Internationally, this segment recorded revenues of $20 million, up 1.4% year over year and 3.6% at constant currency. Per management, the increase was primarily led by higher demand in Canada and Australia.
Direct-to-consumer revenues fell 8.9% year over year to $35.5 million in the quarter. This was due to an approximate 15% reduction in average sales representative headcount compared to the year-ago quarter.
In the first quarter, gross profit was $38.4 million, down 13.6% year over year. Gross margin came in at 43.4%, down a significant 588 basis points (bps).
Loss from operations in the quarter was $2.2 million against the year-ago quarter’s operating profit of $4.9 million.
Due to uncertainty around impact of the COVID-19 on its business, the company has withdrawn its 2020 guidance, issued on Feb 25.
How Have Estimates Been Moving Since Then?

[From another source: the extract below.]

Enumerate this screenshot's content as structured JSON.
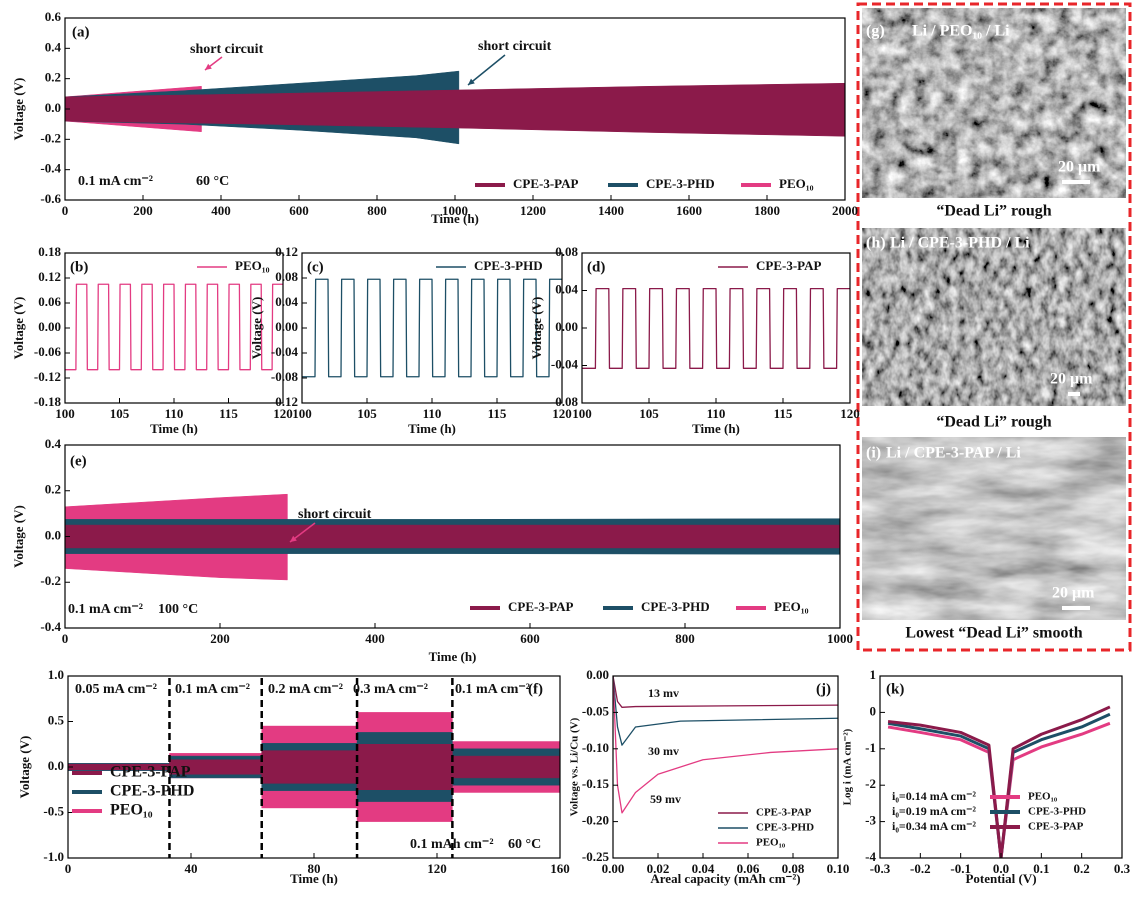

It turns out, fresh estimates have trended downward during the past month. The consensus estimate has shifted -119.14% due to these changes.
At this time, Inogen has a poor Growth Score of F, a grade with the same score on the momentum front. However, the stock was allocated a grade of C on the value side, putting it in the middle 20% for this investment strategy.
Overall, the stock has an aggregate VGM Score of F. If you aren't focused on one strategy, this score is the one you should be interested in.
Estimates have been broadly trending downward for the stock, and the magnitude of these revisions indicates a downward shift. Notably, Inogen has a Zacks Rank #3 (Hold). We expect an in-line return from the stock in the next few months.